Esthetically speaking, Titis was a complementary kind of "prop". Her canvas' position directly behind the duo gave a triangular sensibility to their collaboration.
There was something genuinely enchanting about witnessing a painting taking shape from scratch. It was not just any painting. At the end of the concert, the work was to be auctioned off.
Fifty percent of its proceeds would be donated to victims of starvation in Irian Jaya.
In stark contrast, Agus Jolly moved in slow motion, mostly relying on the contortions of his face and body to convey his agitation. Reducing a political statement to silent motion has never been easy. But his "connection" with the music seemed forced, insincere and disconcertingly incongruous. That connection simply did not exist.
We knew from the program notes that Agus was trying to offer himself up as a metaphor for humanity in adversity.

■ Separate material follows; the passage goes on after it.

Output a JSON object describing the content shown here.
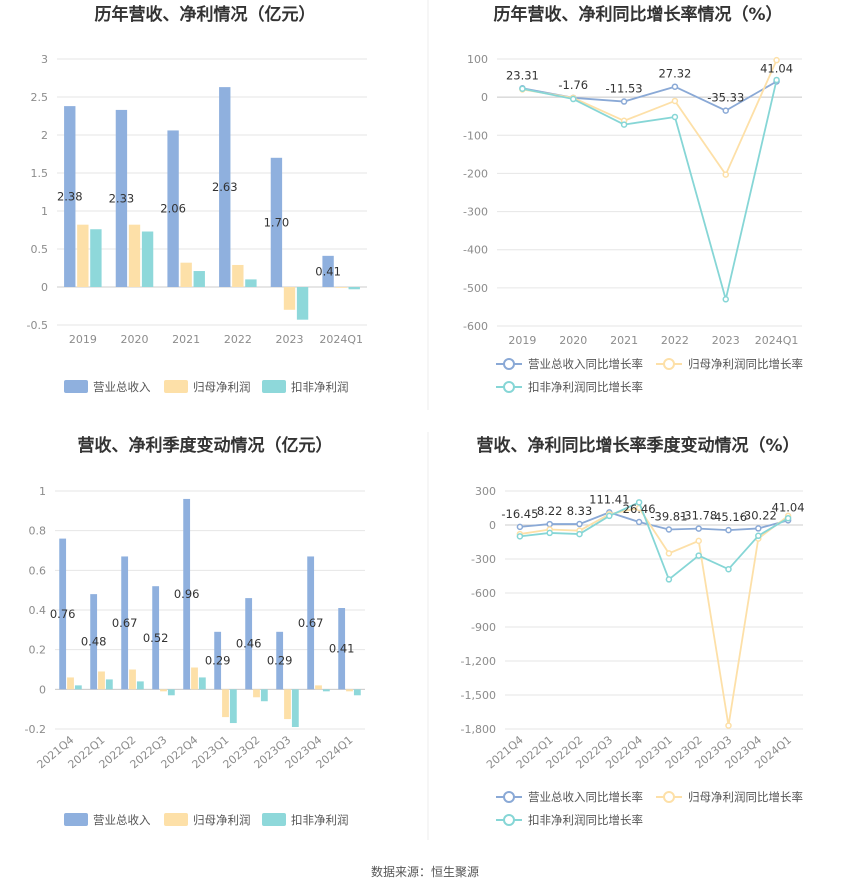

The allusions to the burning forests of Kalimantan and Sumatra, for instance, were obvious enough, thanks to the self-explanatory costume.
Less discernible were the more abstract crises, such as the current economic recession.
At one point, he got so close to the piano as to crouch next to it, and for too brief a moment his pain and despair were quite visible. But he ultimately saw no hope and retreated into the background, back to the periphery where he belonged. The duo was like the system he tried to reason with, ultimately too strong and dominant for him to challenge.
Yet this was what it ultimately boiled down to. The sheer force of the music was so overwhelming that it practically wiped out the rest into oblivion.
When the whole thing was over, and the opening bid of US$3,000 for Titis' painting was thrown to the audience, it was clear the gaping void was making the audience restless. That was despite the auction's noble objective.